Wspieracie akcję #zostańwdomu? My zostajemy w domu, a wychodzimy raczej jedynie
po zakupy. Ostatnio zrobiliśmy zakupy na dłuższy czas to i chcemy siedzieć w domu
więcej, choć przyznam, że kusiło wyjście nawet po jeden brakujący produkt. Teraz już nie kusi ze względu na ograniczoną ilość osób w sklepach i długie kolejki. W tym
wpisie opowiem Wam, co robię siedząc w domu, a zacznę od tego dlaczego nie
pracuję.
Praca
Praca to temat, którym
chciałam się wam pochwalić w kwietniu. A to dlatego, że w końcu zaczęłam
pracować na etacie jako asystent projektanta i w firmie jaka mnie
satysfakcjonuje. Po godzinach dorabiałam sobie jako home stager, albo projektant
i stylista wnętrz. Nie mam własnych zleceń aż tyle, żebym mogła się z tego
utrzymać, dlatego etat jest też dla mnie ważny. No i umowę miałam właśnie do
końca marca, a w związku z zaistniałą sytuacją nie została przedłużona.
Dzieci edukacyjnie
Z uwagi, że zamknięto żłobki
i przedszkola zajmuję się w domu dzieciakami. Nie mamy jakiejś wymagającej
edukacji, ale spędzamy czas kreatywnie i na nauce. Na przykład gramy w grzybobranie,
nawet niespełna trzyletni Dawidek już daje radę w to grać i uczy się liczyć
oczka na kostce do gry.
Oglądają z tatą bajki, no i moją ulubioną też musieliśmy
obejrzeć: „Krudowie” – a w niej o tym że warto mieć pomysły i skąd się biorą.

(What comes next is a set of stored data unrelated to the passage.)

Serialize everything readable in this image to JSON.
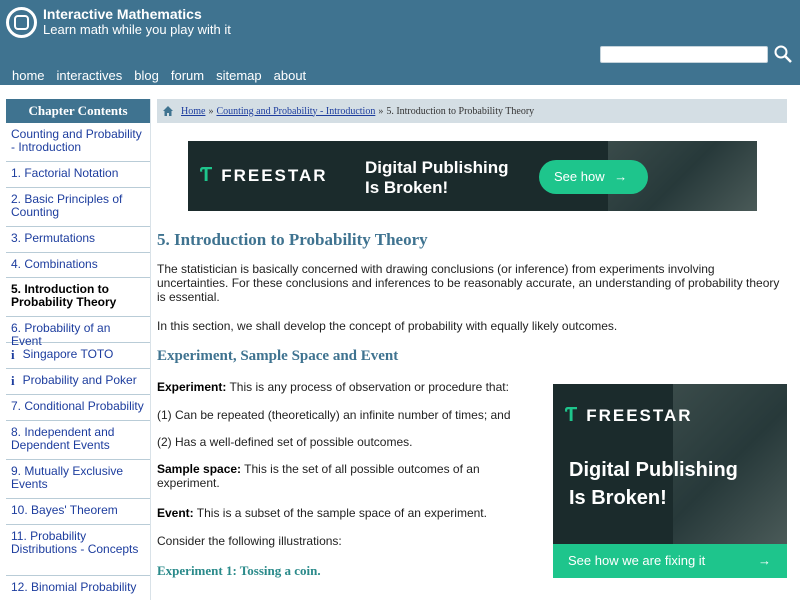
{
  "header": {
    "site_title": "Interactive Mathematics",
    "tagline": "Learn math while you play with it",
    "nav": [
      "home",
      "interactives",
      "blog",
      "forum",
      "sitemap",
      "about"
    ],
    "search_placeholder": ""
  },
  "sidebar": {
    "title": "Chapter Contents",
    "items": [
      {
        "label": "Counting and Probability - Introduction",
        "icon": ""
      },
      {
        "label": "1. Factorial Notation",
        "icon": ""
      },
      {
        "label": "2. Basic Principles of Counting",
        "icon": ""
      },
      {
        "label": "3. Permutations",
        "icon": ""
      },
      {
        "label": "4. Combinations",
        "icon": ""
      },
      {
        "label": "5. Introduction to Probability Theory",
        "icon": "",
        "active": true
      },
      {
        "label": "6. Probability of an Event",
        "icon": ""
      },
      {
        "label": "Singapore TOTO",
        "icon": "i"
      },
      {
        "label": "Probability and Poker",
        "icon": "i"
      },
      {
        "label": "7. Conditional Probability",
        "icon": ""
      },
      {
        "label": "8. Independent and Dependent Events",
        "icon": ""
      },
      {
        "label": "9. Mutually Exclusive Events",
        "icon": ""
      },
      {
        "label": "10. Bayes' Theorem",
        "icon": ""
      },
      {
        "label": "11. Probability Distributions - Concepts",
        "icon": ""
      },
      {
        "label": "12. Binomial Probability",
        "icon": ""
      }
    ]
  },
  "breadcrumb": {
    "home": "Home",
    "sep": "»",
    "section": "Counting and Probability - Introduction",
    "current": "5. Introduction to Probability Theory"
  },
  "ads": {
    "brand": "FREESTAR",
    "top_headline_1": "Digital Publishing",
    "top_headline_2": "Is Broken!",
    "top_button": "See how",
    "side_headline_1": "Digital Publishing",
    "side_headline_2": "Is Broken!",
    "side_button": "See how we are fixing it",
    "accent": "#1ec58c"
  },
  "content": {
    "title": "5. Introduction to Probability Theory",
    "intro": "The statistician is basically concerned with drawing conclusions (or inference) from experiments involving uncertainties. For these conclusions and inferences to be reasonably accurate, an understanding of probability theory is essential.",
    "intro2": "In this section, we shall develop the concept of probability with equally likely outcomes.",
    "heading2": "Experiment, Sample Space and Event",
    "experiment_term": "Experiment:",
    "experiment_def": " This is any process of observation or procedure that:",
    "point1": "(1) Can be repeated (theoretically) an infinite number of times; and",
    "point2": "(2) Has a well-defined set of possible outcomes.",
    "sample_term": "Sample space:",
    "sample_def": " This is the set of all possible outcomes of an experiment.",
    "event_term": "Event:",
    "event_def": " This is a subset of the sample space of an experiment.",
    "consider": "Consider the following illustrations:",
    "exp1": "Experiment 1: Tossing a coin."
  },
  "colors": {
    "header_bg": "#3f7390",
    "link": "#1d3d9e",
    "heading": "#3f7390"
  }
}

Robimy też dekoracje z papierów czy drucików, gotujemy i pieczemy razem podwieczorki. Czytamy też sporo książek, do tego dołączyłam wiersze (i piosenki) Jana Brzechwy.
Haftowanie
Ostatnio podglądałam wiele
haftowanych inspiracji i zapragnęłam sama spróbować. Nie miałam jednak na to
czasu. Tym razem czas się znalazł i zaczynam tworzyć swoje pierwsze prace. No i
powiem wam już, że podoba mi się to.
Co prawda próbowałam kiedyś zrobić na
szydełku rękawiczki – wyszły genialnie i bardzo je lubiłam, ale więcej nie
podjęłam się szydełkowania. Innym razem zrobiłam na drutach poduszkę.
Kosztowała mnie dużo pieniędzy, bo wełna dobrej jakości dużo kosztowała, do tego to cena posięconego czasu i nerwów. Do dzisiaj poduszka nie jest idealnie wykończona, ale sentymentalnie do niej podchodzę! Robótek na drutach się już nie podjęłam.

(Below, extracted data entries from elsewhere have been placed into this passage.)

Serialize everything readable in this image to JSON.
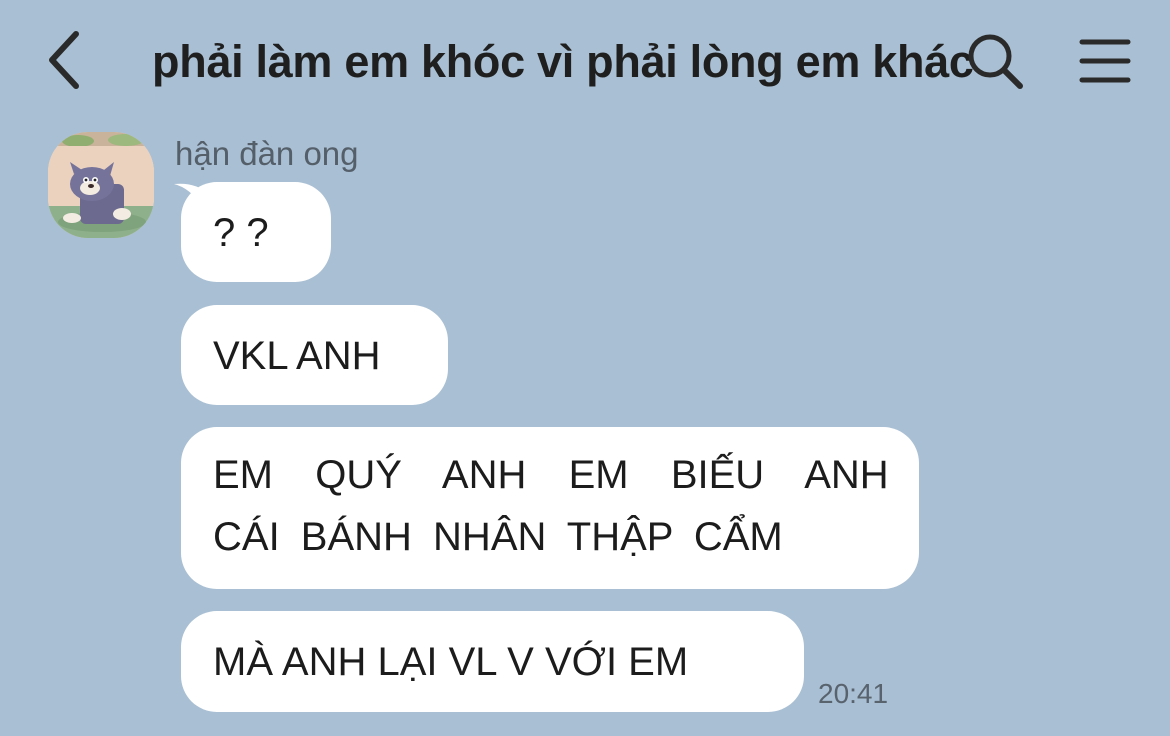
{
  "header": {
    "title": "phải làm em khóc vì phải lòng em khác",
    "back_icon": "chevron-left-icon",
    "search_icon": "search-icon",
    "menu_icon": "hamburger-menu-icon"
  },
  "chat": {
    "sender_name": "hận đàn ong",
    "messages": [
      {
        "text": "? ?"
      },
      {
        "text": "VKL ANH"
      },
      {
        "lines": [
          "EM  QUÝ  ANH  EM  BIẾU  ANH",
          "CÁI BÁNH NHÂN THẬP CẨM"
        ]
      },
      {
        "text": "MÀ ANH LẠI VL V VỚI EM"
      }
    ],
    "last_time": "20:41"
  },
  "colors": {
    "background": "#a9bfd3",
    "bubble": "#ffffff",
    "text": "#1c1c1c",
    "muted": "#545f6a"
  }
}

Za to haftowanie… podoba mi się. Myślę, ze atutem haftowania są
kolory, łatwość ich dobierania, ale i tworzenie obrazu, który motywuje do
dalszej pracy 😊
Maseczki
Dołączyłam do jednej z grup
szycia maseczek dla medyków. W pierwszy weekend zrobiłam 100 teraz rozbijam jakąś ilość na cały tydzień, bo nie chcę jedynie szyć, a spędzać też czas z
rodziną. Szycie maseczek uważam za co coś ważnego i potrzebnego, więc
realizuję dziennie wyznaczone sobie cele. Do praca wykonana przeze mnie która ma cel i sens, a to zawsze ważne dla mnie kiedy coś tworzę.

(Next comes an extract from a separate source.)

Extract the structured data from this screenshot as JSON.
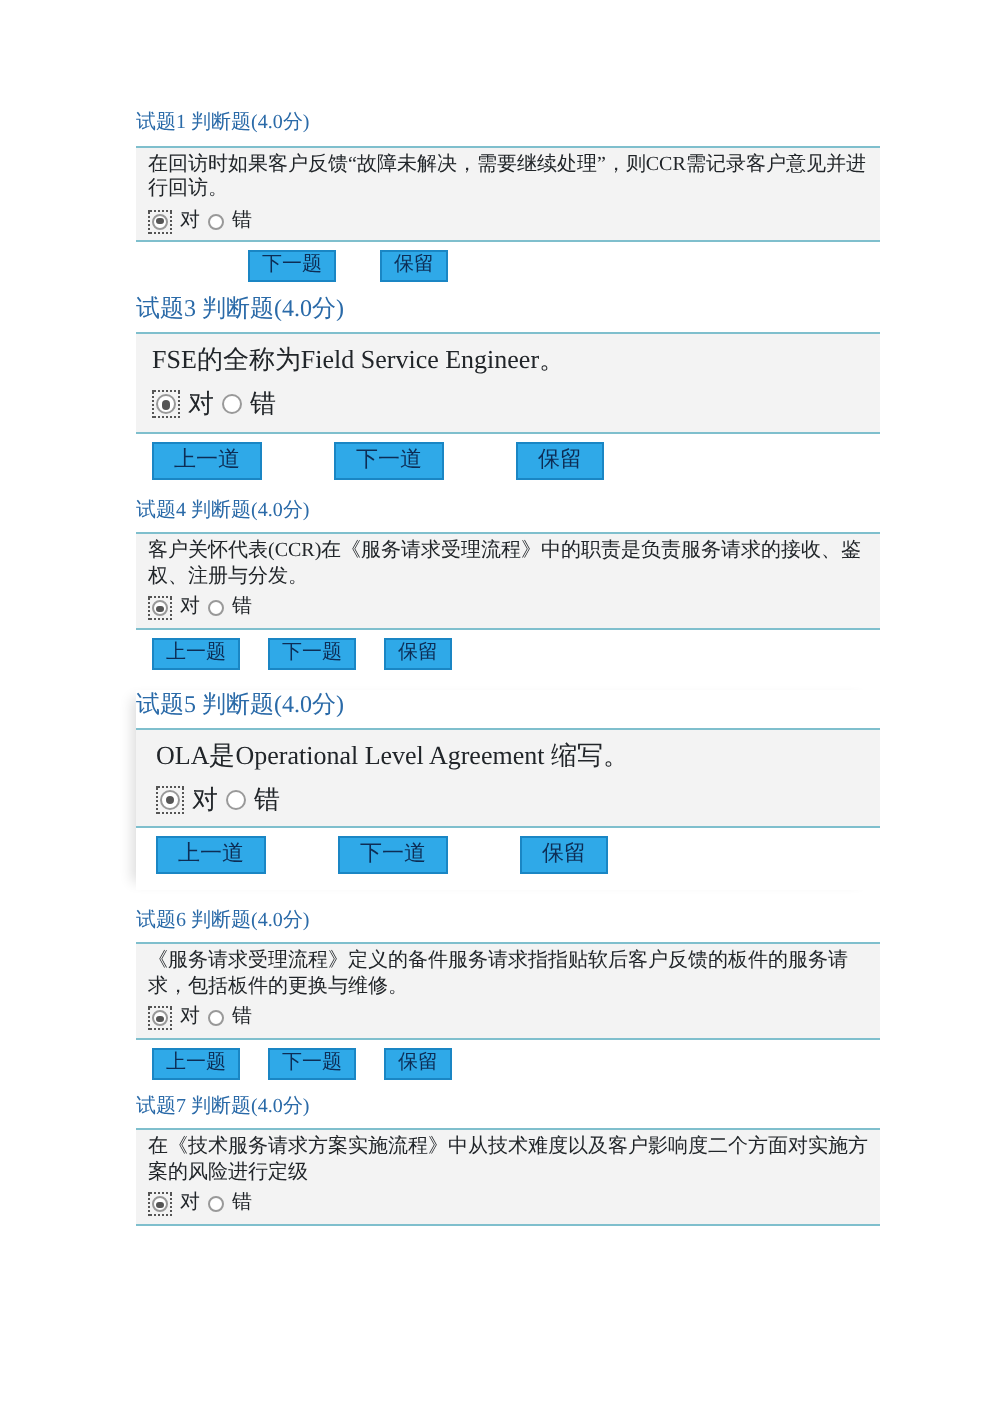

SZYJĘ TEŻ INNE RZECZY. W KOŃCU RUSZYŁAM Z MASZYNA DO SZYCIA, CHOĆ PIERWSZE CO USZYŁAM TO POKROWIEC NA MASZYNĘ, BO SIĘ KURZYŁA ... :D |
Mini ogródek
Ogródek marzy mi się już od
kilku lat. W mieście o taki trudno. Rodzice mają działkę i postanowiłam w tym
roku coś sobie tam posadzić. Padło na liście: rukola i szpinak. Jadam je
ostatnio częściej, ponieważ ograniczam ilość spożywanego mięsa. Zasadziłam
także kilka (kilkanaście)…. Ziaren czerwonej papryki.
Żywność i zapasy
Jestem z tego grona ludzi, którzy o zapasach żywności pomyśleli na początku. No ale tylko pomyśleli, bo
większych zakupów nie udało się zrobić. Dopiero kilka dni temu zrobiliśmy
zapasy na większy czas, aby jak najrzadziej wychodzić nawet do sklepu.
Wielkanoc
Przygotowania do Wielkanocy
mizerne. Mało się czuje nadchodzący czas. Staram się z dzieciakami przygotować
jakieś drobne dekoracje, ale brakuje mi w domu żywych kwiatów ciętych
wsadzanych do wazonu. Mam tylko resztki już wcześniej zdobytych, suszki z zeszłego
roku no i rośliny doniczkowe (może zakwitną mi w końcu pelargonie…)
Religia
Czas koronawirusa jest dość
specyficzny. Jest straszny, bo jego liczby przerażają, stresujący, aby nie
zarazić siebie i innych, ale i pokazuje w jak aroganckich czasach żyjemy i
jak wiele osób lekceważy niebezpieczeństwo. Są też pozytywy koronowarirusa, bo
można docenić to co mamy, przypomnieć sobie życie rodzinne, bez zakupów, czy wyjazdów.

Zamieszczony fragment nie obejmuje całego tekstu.